Created attachment 1492032 [details] configuration file
unable to open your configuration file,mine is attached.
Thank you, I can confirm that the login doesn't work with your configuration. It works on Fedora 28 (with latest blivet and udisks), but doesn't on Fedora 29. The same happens when using iscsiadm manually, so I think it is a different problem: On Fedora 28: $ sudo iscsiadm --mode node --targetname iqn.2018-02.com.example:target --portal 10.37.176.17:3260 --login --name node.session.auth.authmethod --value=CHAP --name node.session.auth.username --value="IncomingUser2" --name node.session.auth.password --value="SomePassword3" --name node.session.auth.username_in --value="OutgoingUser2" --name node.session.auth.password_in --value="AnotherPassword4" Logging in to [iface: default, target: iqn.2018-02.com.example:target, portal: 10.37.176.17,3260] (multiple) Login to [iface: default, target: iqn.2018-02.com.example:target, portal: 10.37.176.17,3260] successful.

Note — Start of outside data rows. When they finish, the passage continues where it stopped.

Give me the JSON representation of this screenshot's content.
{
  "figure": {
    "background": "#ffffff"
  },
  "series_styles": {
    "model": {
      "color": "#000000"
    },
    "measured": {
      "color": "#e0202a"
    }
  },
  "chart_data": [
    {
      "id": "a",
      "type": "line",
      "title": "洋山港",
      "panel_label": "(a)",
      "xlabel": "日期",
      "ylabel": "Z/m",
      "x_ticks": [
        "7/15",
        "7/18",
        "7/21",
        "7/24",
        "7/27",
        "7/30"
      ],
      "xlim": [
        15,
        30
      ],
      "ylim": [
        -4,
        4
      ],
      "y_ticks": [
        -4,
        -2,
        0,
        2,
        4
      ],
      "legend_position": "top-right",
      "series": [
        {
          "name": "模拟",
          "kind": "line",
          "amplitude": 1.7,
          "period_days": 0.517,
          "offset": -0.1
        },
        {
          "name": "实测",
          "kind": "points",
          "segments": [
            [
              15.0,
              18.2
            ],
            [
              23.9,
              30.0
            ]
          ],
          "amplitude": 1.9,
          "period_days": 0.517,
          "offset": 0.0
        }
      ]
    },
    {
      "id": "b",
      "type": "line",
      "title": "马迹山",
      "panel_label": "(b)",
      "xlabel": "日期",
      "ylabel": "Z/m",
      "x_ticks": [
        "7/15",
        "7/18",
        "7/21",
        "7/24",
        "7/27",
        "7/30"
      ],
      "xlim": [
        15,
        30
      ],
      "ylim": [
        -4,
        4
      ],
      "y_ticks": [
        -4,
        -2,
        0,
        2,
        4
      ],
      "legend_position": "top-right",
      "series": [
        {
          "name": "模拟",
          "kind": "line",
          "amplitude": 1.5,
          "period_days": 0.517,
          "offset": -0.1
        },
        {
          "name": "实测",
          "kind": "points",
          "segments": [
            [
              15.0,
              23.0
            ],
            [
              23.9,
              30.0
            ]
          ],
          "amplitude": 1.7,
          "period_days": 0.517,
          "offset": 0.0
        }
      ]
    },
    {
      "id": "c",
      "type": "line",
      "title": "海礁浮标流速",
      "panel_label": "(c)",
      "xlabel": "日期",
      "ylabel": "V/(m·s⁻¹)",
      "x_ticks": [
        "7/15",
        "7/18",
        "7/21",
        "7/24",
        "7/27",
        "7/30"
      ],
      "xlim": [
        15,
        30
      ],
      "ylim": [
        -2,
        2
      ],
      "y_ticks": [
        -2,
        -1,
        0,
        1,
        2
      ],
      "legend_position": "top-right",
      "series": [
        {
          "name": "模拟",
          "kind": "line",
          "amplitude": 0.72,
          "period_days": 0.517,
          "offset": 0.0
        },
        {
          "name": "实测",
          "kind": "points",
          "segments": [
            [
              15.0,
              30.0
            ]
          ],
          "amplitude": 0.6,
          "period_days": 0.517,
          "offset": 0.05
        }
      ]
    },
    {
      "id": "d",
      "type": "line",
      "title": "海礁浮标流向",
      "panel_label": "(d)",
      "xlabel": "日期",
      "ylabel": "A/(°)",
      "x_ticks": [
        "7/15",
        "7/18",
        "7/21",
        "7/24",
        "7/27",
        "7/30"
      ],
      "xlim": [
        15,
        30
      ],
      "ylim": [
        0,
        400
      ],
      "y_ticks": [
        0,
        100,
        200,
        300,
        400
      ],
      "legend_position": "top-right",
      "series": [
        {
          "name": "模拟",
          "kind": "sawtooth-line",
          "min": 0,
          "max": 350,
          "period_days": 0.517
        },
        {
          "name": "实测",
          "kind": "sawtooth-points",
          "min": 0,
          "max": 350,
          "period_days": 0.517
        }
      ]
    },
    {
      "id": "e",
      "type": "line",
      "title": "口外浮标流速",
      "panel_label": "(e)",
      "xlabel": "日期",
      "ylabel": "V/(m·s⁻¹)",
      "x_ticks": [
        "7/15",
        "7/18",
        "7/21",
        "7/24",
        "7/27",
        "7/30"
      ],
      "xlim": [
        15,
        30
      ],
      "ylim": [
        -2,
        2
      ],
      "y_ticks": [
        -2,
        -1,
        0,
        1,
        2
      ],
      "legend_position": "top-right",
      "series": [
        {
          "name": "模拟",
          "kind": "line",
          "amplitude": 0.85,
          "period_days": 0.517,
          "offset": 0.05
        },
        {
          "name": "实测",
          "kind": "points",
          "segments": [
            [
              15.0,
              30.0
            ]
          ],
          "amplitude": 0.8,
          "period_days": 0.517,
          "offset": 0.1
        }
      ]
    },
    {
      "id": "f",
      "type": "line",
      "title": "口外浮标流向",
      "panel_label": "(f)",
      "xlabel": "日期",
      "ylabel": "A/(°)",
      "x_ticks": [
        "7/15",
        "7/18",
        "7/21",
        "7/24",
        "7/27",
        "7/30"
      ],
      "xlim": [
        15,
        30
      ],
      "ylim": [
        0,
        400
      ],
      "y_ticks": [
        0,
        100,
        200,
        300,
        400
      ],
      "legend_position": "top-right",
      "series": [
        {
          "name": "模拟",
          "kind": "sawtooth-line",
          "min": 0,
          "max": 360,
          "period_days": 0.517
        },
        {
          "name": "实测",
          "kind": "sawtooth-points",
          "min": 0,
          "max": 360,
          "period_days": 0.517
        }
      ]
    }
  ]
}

On Fedora 29: $ sudo iscsiadm --mode node --targetname iqn.2018-02.com.example:target --portal 10.37.176.17:3260 --login --name node.session.auth.authmethod --value=CHAP --name node.session.auth.username --value="IncomingUser2" --name node.session.auth.password --value="SomePassword3" --name node.session.auth.username_in --value="OutgoingUser2" --name node.session.auth.password_in --value="AnotherPassword4" Logging in to [iface: default, target: iqn.2018-02.com.example:target, portal: 10.37.176.17,3260] (multiple) iscsiadm: Could not login to [iface: default, target: iqn.2018-02.com.example:target, portal: 10.37.176.17,3260]. iscsiadm: initiator reported error (24 - iSCSI login failed due to authorization failure) iscsiadm: Could not log into all portals
python-blivet-3.1.1-2.fc29 has been pushed to the Fedora 29 stable repository. If problems still persist, please make note of it in this bug report.
python-blivet-3.1.2-1.fc29 has been submitted as an update to Fedora 29. https://bodhi.fedoraproject.org/updates/FEDORA-2018-5827b58873
blivet-gui-2.1.10-1.fc29, python-blivet-3.1.2-1.fc29 has been pushed to the Fedora 29 testing repository. If problems still persist, please make note of it in this bug report. See https://fedoraproject.org/wiki/QA:Updates_Testing for instructions on how to install test updates. You can provide feedback for this update here: https://bodhi.fedoraproject.org/updates/FEDORA-2018-5827b58873
blivet-gui-2.1.10-2.fc29, python-blivet-3.1.2-1.fc29 has been pushed to the Fedora 29 testing repository. If problems still persist, please make note of it in this bug report. See https://fedoraproject.org/wiki/QA:Updates_Testing for instructions on how to install test updates. You can provide feedback for this update here: https://bodhi.fedoraproject.org/updates/FEDORA-2018-5827b58873
blivet-gui-2.1.10-2.fc29, python-blivet-3.1.2-1.fc29 has been pushed to the Fedora 29 stable repository. If problems still persist, please make note of it in this bug report.